Trump’s attempt to "drain the swamp" will make matters worse in Washington

Since the 1980s, Washington has steadily de-invested in its own professional capacity, leaving members of Congress with fewer and less-experienced staff than they had in the past. Over the last several years, staff salaries have actually declined, while turnover remains high. From 2006 to 2016, the median term for a Senate chief of staff was 2.5 years, and for a House chief of staff, 2.8 years. The problem suggests its own solution: Expand policy resources in government, including paying to retain and attract experienced and knowledgeable people.

Washington requires lawmakers, legislative staff and bureaucrats who have the time and know-how to actually think through policy on their own. This means countering simplistic “drain the swamp” ideas. Just plain common sense isn’t enough to make good laws. Keeping experts on congressional staffs isn’t a waste of taxpayer money. And ordinary citizens — especially those who do not need a government paycheck, like Donald Trump — won’t do a better job or be more likely to resist special interests than those with experience and expertise.

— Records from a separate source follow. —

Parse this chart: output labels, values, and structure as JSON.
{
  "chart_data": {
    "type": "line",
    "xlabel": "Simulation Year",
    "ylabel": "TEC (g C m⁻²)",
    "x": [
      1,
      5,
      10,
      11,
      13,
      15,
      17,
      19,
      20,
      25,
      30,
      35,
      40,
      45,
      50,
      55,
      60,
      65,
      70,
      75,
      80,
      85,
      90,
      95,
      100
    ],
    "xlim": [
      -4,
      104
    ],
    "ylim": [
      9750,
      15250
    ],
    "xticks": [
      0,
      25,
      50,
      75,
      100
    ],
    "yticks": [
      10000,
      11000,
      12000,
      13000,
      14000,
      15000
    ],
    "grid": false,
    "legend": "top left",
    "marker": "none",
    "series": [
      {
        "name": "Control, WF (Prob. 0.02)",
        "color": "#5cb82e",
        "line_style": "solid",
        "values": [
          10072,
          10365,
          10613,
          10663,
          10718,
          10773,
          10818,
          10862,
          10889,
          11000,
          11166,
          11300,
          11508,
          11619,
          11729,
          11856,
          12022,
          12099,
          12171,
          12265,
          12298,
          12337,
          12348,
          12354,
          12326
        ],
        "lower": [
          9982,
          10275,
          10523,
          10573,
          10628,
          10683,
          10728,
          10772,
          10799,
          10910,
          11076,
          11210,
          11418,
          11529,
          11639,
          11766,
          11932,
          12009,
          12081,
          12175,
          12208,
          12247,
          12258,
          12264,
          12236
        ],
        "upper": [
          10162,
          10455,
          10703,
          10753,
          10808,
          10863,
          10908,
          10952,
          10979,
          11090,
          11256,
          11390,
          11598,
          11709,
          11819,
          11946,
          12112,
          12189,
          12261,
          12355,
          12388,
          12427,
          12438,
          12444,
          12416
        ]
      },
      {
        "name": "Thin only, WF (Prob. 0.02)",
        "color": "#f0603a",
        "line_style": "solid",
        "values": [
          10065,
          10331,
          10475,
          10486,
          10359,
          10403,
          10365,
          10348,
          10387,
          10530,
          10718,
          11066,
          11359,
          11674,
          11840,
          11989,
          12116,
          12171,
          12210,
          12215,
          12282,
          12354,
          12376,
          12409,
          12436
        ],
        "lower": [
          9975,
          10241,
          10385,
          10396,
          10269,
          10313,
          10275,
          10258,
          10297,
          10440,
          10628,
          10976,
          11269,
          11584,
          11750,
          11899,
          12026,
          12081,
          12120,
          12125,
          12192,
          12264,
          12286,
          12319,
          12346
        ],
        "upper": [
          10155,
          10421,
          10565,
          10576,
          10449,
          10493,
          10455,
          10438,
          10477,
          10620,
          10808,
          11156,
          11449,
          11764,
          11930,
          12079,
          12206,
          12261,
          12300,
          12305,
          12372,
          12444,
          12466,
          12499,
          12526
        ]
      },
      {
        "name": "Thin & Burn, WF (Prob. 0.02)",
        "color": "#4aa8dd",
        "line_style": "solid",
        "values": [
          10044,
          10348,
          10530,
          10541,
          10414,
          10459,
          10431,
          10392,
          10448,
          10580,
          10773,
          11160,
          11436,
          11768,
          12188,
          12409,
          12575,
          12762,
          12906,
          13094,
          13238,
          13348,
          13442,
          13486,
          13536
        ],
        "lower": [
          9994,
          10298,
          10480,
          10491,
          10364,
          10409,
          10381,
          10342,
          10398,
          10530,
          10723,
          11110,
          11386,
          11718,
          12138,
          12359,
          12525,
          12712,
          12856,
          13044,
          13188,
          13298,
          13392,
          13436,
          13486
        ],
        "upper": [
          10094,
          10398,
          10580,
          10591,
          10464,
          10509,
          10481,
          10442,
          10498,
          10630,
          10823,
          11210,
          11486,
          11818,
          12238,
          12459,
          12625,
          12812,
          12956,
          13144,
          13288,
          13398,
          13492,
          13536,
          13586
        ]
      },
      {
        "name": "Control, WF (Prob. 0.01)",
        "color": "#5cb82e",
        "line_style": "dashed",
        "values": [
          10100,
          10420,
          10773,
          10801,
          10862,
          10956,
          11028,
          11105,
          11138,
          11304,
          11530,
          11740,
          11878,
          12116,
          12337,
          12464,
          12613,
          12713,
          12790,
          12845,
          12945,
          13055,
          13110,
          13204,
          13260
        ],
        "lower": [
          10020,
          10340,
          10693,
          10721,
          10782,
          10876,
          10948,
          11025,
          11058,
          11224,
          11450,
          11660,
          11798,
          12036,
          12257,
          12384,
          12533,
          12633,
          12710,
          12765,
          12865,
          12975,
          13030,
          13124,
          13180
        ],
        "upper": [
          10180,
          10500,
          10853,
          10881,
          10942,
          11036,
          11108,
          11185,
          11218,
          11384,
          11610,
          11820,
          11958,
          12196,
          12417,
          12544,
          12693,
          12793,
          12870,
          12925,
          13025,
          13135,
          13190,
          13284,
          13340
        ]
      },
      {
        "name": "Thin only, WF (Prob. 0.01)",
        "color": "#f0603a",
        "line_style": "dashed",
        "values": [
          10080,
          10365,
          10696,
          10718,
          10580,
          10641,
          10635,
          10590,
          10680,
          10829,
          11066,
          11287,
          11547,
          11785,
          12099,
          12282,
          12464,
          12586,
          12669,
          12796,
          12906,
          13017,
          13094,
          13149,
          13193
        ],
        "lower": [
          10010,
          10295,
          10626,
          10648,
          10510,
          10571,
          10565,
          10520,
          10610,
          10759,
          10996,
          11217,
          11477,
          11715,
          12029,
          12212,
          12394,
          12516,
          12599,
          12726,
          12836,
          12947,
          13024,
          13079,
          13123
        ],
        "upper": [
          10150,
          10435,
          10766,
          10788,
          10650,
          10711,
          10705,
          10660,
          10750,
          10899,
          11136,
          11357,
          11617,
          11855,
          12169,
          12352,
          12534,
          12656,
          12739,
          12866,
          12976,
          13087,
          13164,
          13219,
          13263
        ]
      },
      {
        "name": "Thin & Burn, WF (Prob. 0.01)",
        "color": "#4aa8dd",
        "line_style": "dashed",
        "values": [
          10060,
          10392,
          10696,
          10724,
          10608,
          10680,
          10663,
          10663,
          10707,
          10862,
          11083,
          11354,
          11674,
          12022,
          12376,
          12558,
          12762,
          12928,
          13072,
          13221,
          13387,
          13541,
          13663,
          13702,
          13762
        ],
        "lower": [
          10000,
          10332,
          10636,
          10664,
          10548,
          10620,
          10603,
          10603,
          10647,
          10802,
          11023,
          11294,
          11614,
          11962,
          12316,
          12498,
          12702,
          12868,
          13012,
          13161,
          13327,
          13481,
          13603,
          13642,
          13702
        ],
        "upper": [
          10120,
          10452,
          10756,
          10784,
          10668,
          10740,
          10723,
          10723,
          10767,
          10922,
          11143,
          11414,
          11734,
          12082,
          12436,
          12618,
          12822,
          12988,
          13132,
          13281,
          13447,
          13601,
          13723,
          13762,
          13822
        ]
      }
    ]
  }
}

It is true that “citizen legislatures” and “non-professional politicians” cost less in direct terms. And convincing voters that their legislators and administrative agencies need more resources will be difficult, especially in an era when public officials are viewed with distrust and disdain. But the evidence is increasingly clear: Disproportionate special interest and lobbyist influence comes from the simple fact that on many issues, these lobbyists are the only ones investing in crucial policy resources.